= David Paton (missionary) =

Church of England clergyman

David M. Paton (1913–1992) was an Anglican missionary to China, working under the Church Missionary Society.

==Early life==
Born in Hampstead, London, David M. Paton was the eldest son of William Paton (1886–1943), a missionary to Calcutta, India and one of the founding members of the World Council of Churches. He finished his high school in Repton College and undergraduate in the University of Oxford. Before his overseas ministry, he spent three years as secretary of the Student Christian Movement at the University of Birmingham.

==Ministry==
In 1939, he went to Beijing to learn Chinese and was sent to Chongqing from 1941 to 1944. He was ordained by Ronald Hall in Hong Kong in 1941. After his return to England for three years, he taught at Fujian Union Theological College between 1947 and 1950.
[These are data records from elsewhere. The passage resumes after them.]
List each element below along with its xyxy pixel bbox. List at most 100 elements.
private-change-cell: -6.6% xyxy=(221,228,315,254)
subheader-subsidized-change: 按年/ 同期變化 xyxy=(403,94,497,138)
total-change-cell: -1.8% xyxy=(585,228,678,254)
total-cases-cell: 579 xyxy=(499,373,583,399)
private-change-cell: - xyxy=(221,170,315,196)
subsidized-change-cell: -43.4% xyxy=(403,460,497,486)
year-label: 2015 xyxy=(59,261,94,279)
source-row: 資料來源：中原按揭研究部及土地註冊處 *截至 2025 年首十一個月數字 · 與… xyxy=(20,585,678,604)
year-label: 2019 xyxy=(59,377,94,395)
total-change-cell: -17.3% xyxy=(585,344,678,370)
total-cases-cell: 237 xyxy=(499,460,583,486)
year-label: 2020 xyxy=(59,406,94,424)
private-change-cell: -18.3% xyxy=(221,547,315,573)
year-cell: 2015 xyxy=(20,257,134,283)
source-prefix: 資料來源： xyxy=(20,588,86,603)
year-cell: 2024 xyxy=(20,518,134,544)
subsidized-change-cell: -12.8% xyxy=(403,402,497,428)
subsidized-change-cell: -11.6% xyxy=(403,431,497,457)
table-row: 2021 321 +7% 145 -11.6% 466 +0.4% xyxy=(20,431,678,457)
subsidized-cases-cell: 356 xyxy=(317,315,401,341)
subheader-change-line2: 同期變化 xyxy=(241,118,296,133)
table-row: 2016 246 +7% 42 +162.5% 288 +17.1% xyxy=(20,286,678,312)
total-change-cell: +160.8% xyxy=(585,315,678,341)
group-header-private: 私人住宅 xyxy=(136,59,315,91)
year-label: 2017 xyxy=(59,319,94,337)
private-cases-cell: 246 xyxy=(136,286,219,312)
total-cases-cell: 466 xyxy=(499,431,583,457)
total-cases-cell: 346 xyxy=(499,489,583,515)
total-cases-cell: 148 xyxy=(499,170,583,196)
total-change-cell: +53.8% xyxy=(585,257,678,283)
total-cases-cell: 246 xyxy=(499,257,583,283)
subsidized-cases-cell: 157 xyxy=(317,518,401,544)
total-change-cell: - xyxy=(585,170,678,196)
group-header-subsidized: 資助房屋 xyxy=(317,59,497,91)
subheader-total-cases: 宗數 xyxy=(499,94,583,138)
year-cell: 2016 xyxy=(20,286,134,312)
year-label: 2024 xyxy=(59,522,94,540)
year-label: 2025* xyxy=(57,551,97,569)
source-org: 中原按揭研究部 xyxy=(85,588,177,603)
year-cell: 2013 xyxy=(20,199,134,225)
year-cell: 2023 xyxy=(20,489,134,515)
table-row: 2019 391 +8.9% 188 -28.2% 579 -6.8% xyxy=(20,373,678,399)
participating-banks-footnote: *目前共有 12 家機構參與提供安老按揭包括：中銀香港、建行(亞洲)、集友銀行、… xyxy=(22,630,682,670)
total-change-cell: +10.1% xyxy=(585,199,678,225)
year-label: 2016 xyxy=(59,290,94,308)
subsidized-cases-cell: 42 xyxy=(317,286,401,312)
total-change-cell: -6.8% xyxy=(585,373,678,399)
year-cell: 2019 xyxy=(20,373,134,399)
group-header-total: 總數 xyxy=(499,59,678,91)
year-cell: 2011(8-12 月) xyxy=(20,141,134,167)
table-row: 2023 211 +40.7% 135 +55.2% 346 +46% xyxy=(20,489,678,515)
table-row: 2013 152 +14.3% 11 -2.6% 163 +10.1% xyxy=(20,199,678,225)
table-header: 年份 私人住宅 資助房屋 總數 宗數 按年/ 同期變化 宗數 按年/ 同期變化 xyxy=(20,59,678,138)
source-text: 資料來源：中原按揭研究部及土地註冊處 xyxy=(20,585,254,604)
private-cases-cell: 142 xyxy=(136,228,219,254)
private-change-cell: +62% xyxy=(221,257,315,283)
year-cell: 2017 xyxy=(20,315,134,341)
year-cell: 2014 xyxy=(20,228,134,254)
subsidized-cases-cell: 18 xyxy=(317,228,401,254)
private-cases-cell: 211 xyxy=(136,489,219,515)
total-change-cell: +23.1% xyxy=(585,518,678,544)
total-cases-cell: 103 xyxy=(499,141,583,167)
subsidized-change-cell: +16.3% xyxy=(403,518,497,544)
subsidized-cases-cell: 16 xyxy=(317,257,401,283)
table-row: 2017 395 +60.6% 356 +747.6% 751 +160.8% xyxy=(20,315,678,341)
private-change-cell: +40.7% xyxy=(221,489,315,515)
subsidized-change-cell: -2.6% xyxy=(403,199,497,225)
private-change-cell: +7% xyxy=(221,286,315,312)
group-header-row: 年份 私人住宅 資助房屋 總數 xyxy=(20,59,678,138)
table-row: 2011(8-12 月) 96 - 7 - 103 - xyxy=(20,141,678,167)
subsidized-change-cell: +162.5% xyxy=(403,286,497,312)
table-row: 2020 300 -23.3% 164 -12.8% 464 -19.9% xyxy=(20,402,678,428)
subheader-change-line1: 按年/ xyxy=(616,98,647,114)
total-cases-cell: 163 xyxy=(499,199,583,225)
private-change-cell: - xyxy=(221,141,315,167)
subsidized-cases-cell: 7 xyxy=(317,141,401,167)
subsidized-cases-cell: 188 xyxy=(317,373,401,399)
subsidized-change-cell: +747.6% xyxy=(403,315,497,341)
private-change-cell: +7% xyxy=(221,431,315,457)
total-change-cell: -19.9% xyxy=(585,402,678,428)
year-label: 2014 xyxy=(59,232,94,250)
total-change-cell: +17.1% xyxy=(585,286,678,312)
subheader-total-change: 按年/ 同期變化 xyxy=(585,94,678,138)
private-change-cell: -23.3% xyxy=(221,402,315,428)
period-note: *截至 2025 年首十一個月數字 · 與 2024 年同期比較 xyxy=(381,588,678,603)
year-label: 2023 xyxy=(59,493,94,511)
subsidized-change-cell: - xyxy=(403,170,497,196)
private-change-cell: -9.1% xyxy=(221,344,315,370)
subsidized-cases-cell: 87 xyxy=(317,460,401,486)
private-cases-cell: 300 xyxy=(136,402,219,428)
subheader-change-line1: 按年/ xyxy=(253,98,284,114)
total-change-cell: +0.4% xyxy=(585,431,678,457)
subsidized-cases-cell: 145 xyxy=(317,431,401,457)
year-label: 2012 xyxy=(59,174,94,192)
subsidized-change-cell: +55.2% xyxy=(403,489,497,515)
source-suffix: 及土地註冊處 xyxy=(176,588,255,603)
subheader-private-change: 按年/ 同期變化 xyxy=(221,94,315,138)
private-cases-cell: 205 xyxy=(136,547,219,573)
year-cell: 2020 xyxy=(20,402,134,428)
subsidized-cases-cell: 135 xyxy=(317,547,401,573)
Since then, he worked in a parish in Birmingham served as an editor of the SCM Press, and in London for ecumenical work of the Church of England. He was also the chairman of the China Study Project of British Churches. He was Chaplain to the Queen between 1972 and 83.

==Writings==

- Christian Mission and the Judgment of God. Cambridge: William B. Eerdmans, 1996.
- R.O.: The Life and Times of Bishop Hall of Hong Kong. Gloucester: The Diocese of Hong Kong and Macao and The Hong Kong Diocesan Association, 1985.